VIPER won’t go to the moon after allNASA
A fully constructed rover that was due to blast off to the moon next year will instead be dismantled due to budgetary issues, NASA has announced – leading researchers to question whether the space agency is truly committed to landing a crewed spacecraft on the moon in 2026, as it currently claims.
The Volatiles Investigating Polar Exploration Rover (VIPER) was scheduled to be sent to the moon’s south pole in September 2025 to hunt for water ice. Equipped with a drill, the rover would have looked for ice under the lunar surface in multiple locations, including in some permanently shadowed craters.
On 17 July, however, NASA announced it was cancelling the mission. “Decisions like this are never easy,” said Nicola Fox, associate administrator for NASA’s Science Mission Directorate, in a statement. “But in this case, the projected remaining expenses for VIPER would have resulted in having to either cancel or disrupt many other missions. So we’ve made the decision to forego this particular mission.”

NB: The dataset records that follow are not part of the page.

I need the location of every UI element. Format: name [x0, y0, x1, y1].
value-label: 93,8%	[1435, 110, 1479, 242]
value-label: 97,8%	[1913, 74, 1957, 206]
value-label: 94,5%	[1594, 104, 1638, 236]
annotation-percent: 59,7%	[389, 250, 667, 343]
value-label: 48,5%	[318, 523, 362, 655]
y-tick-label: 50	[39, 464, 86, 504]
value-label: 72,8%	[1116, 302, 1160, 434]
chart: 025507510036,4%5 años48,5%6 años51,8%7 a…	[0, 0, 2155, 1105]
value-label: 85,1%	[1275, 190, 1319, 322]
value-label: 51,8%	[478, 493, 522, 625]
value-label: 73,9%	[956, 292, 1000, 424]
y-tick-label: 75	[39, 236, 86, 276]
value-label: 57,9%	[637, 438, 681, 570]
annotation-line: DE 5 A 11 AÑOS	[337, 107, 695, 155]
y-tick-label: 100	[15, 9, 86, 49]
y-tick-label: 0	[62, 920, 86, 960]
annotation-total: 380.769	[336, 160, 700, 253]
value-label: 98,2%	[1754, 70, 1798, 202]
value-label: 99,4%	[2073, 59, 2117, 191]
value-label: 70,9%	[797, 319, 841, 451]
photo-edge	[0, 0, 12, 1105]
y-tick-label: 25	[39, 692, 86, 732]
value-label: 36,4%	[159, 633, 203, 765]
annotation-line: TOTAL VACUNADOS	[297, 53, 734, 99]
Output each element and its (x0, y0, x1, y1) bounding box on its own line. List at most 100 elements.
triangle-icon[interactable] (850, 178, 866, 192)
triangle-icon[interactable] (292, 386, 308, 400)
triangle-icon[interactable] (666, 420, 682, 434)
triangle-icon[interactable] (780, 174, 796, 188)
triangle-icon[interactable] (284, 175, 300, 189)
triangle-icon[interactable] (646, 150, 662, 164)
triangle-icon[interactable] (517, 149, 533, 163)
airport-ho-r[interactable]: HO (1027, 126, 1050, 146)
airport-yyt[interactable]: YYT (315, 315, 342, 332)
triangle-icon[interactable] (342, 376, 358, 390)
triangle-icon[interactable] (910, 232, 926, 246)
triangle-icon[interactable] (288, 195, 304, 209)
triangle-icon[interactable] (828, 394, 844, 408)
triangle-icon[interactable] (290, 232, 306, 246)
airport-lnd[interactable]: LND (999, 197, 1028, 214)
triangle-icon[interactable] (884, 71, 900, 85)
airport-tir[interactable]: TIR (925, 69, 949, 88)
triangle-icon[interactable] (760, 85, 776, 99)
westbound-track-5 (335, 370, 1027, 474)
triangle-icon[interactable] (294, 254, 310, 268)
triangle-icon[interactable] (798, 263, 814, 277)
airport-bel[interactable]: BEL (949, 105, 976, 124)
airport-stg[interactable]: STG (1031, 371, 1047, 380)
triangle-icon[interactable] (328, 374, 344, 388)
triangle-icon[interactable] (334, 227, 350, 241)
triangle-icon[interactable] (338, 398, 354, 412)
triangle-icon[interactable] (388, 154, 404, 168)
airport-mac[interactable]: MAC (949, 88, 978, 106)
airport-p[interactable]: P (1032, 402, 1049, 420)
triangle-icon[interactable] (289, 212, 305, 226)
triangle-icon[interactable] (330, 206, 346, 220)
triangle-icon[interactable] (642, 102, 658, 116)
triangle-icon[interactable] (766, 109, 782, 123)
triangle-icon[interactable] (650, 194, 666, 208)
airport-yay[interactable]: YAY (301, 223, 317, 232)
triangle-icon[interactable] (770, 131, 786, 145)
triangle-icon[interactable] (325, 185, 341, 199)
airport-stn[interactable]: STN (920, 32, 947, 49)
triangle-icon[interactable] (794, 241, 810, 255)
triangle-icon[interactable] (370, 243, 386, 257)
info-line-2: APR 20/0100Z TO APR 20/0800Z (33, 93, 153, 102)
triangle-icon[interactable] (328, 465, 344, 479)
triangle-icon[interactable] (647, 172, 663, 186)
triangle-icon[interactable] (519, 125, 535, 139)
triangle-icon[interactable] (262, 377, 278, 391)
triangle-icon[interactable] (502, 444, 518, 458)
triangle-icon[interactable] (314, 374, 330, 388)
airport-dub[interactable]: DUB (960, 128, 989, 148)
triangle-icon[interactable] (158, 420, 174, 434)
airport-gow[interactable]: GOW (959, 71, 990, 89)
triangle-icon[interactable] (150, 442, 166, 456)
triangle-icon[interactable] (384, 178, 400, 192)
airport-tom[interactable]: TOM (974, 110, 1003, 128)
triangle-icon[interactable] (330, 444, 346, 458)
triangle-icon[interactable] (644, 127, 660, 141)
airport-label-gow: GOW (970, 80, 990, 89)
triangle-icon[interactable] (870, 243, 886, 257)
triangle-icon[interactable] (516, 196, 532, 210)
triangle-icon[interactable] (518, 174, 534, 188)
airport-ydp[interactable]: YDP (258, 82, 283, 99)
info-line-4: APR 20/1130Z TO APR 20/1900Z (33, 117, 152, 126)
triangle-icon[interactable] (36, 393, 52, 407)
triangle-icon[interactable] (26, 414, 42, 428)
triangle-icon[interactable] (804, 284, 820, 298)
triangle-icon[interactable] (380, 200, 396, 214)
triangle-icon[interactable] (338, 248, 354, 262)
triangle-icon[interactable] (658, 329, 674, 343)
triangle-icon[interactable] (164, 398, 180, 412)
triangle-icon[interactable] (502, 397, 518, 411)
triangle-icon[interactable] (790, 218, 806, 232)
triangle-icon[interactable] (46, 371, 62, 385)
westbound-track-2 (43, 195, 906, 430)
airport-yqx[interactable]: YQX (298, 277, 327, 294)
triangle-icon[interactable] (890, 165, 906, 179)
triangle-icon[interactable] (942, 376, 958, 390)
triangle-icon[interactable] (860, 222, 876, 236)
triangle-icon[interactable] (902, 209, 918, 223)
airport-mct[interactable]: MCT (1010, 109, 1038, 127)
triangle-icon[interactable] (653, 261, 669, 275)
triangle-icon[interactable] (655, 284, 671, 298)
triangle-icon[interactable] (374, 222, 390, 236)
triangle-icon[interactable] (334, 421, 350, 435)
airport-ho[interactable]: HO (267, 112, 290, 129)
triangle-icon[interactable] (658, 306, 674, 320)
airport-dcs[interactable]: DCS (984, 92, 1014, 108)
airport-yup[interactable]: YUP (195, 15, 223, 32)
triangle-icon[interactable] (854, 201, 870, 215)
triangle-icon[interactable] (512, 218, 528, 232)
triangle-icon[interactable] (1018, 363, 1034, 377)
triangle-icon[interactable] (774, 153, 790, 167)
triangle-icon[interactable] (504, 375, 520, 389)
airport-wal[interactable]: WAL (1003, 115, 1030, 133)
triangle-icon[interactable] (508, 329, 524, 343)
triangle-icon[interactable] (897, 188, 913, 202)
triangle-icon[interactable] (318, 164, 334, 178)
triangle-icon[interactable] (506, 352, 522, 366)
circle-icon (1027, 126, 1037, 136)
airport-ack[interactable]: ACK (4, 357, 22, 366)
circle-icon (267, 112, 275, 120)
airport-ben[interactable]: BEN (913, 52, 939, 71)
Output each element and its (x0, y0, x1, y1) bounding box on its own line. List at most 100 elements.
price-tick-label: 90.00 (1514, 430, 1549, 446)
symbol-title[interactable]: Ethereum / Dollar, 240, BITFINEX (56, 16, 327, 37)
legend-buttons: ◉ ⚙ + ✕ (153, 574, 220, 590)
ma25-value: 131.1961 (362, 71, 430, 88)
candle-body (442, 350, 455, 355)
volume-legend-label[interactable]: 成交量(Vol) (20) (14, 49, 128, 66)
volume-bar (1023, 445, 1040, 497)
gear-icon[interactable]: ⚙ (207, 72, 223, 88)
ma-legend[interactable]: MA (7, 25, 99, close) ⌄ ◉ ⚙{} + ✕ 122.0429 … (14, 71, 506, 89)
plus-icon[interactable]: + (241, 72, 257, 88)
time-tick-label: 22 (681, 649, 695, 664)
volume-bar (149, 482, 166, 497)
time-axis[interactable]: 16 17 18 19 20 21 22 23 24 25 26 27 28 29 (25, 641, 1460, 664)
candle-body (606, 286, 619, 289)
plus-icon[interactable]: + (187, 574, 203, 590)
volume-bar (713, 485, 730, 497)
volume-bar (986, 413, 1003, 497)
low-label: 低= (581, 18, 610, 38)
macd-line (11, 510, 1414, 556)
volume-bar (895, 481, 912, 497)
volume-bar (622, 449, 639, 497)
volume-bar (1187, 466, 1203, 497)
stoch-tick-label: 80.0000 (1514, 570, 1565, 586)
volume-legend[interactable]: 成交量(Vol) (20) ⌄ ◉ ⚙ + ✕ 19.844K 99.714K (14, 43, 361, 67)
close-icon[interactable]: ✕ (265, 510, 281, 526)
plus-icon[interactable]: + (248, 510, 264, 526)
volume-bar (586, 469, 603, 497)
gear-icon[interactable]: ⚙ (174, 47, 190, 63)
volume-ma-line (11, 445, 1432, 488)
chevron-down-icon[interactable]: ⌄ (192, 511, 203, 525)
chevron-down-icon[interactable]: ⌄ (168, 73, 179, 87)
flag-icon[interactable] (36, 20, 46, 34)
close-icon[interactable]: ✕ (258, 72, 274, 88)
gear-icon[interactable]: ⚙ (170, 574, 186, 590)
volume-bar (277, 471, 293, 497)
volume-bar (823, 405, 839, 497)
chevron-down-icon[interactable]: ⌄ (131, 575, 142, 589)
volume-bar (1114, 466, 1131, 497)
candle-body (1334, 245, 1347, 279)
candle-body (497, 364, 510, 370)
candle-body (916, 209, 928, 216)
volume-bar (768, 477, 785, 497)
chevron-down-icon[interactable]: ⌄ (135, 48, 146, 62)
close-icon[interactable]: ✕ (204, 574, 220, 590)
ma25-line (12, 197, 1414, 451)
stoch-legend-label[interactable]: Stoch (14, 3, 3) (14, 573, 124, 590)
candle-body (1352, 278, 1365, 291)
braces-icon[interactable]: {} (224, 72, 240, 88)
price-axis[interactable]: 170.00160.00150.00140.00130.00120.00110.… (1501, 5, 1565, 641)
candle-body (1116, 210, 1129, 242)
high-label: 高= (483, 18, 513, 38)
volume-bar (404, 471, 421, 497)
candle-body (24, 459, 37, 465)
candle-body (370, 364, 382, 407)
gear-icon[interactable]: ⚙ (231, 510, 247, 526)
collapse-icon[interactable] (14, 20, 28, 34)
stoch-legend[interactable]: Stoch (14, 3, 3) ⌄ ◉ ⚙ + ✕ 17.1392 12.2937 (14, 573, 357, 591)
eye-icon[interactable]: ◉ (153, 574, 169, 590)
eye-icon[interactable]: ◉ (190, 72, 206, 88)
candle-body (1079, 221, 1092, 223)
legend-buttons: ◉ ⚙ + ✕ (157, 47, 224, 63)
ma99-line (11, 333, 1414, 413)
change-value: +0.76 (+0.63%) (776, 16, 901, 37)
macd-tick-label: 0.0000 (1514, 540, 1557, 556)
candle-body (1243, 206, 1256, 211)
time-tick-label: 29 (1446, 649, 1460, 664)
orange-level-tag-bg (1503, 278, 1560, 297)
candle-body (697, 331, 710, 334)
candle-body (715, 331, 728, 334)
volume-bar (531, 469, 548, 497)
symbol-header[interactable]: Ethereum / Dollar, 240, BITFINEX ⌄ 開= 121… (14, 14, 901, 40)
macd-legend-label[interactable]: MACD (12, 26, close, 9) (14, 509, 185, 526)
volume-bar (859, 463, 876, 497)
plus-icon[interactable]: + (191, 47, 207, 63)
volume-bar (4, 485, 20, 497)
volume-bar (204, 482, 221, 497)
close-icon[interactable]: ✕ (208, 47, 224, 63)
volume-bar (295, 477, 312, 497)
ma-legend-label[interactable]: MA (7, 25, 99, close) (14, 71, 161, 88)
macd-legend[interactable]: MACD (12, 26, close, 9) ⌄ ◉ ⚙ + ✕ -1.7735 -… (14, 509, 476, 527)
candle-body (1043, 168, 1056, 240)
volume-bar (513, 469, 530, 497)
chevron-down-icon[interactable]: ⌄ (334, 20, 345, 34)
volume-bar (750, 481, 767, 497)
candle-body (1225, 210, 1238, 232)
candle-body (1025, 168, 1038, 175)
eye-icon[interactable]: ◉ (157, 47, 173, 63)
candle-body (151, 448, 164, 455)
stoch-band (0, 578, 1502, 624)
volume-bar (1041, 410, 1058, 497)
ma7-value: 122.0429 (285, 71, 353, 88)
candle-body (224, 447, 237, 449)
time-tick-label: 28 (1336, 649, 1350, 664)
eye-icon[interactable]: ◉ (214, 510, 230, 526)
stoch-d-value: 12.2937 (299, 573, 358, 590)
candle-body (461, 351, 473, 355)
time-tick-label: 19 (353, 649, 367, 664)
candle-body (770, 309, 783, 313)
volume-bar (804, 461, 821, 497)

NASA has already spent $450 million on the rover and the cancellation is expected to only save $84 million. The agency says it is open to “expressions of interest from US industry and international partners” to purchase VIPER, but if this doesn’t happen by 1 August, it will be disassembled with a view to reusing its parts on future missions.
Phil Metzger at the University of Central Florida says the cancellation is a “very bad mistake” for NASA, especially in light of the agency’s broader goal to land humans at the south pole of the moon in 2026 as part of its Artemis programme. Plans to potentially use the moon’s water ice as a resource for rocket fuel could also be under threat. “Having a rover with a drill is an absolutely vital part of the mission,” says Metzger. “There definitely will be some effect on planning the human missions.”
VIPER’s cancellation also means that China may get a leg-up in the hunt for resources on the moon. Its upcoming uncrewed Chang’e 7 and Chang’e 8 missions, in 2026 and 2028 respectively, will target the moon’s south pole to look for water ice.
Grant Tremblay at the Harvard & Smithsonian Center for Astrophysics says the cancellation highlights the budgetary issues facing NASA and other US government agencies, with NASA receiving 8.5 per cent less funding this year than it requested, at just short of $25 billion. “This is a perfect illustrative indication about how every single budget wedge at NASA is on fire,” says Tremblay. “NASA cannot print money.”
Other NASA missions, such as the Chandra X-ray Observatory and the Mars Sample Return mission to return rocks from the Red Planet, have also faced cuts or cancellations in the wake of dwindling budgets. “I have absolutely no doubt that more bad news is in the pipeline,” says Tremblay.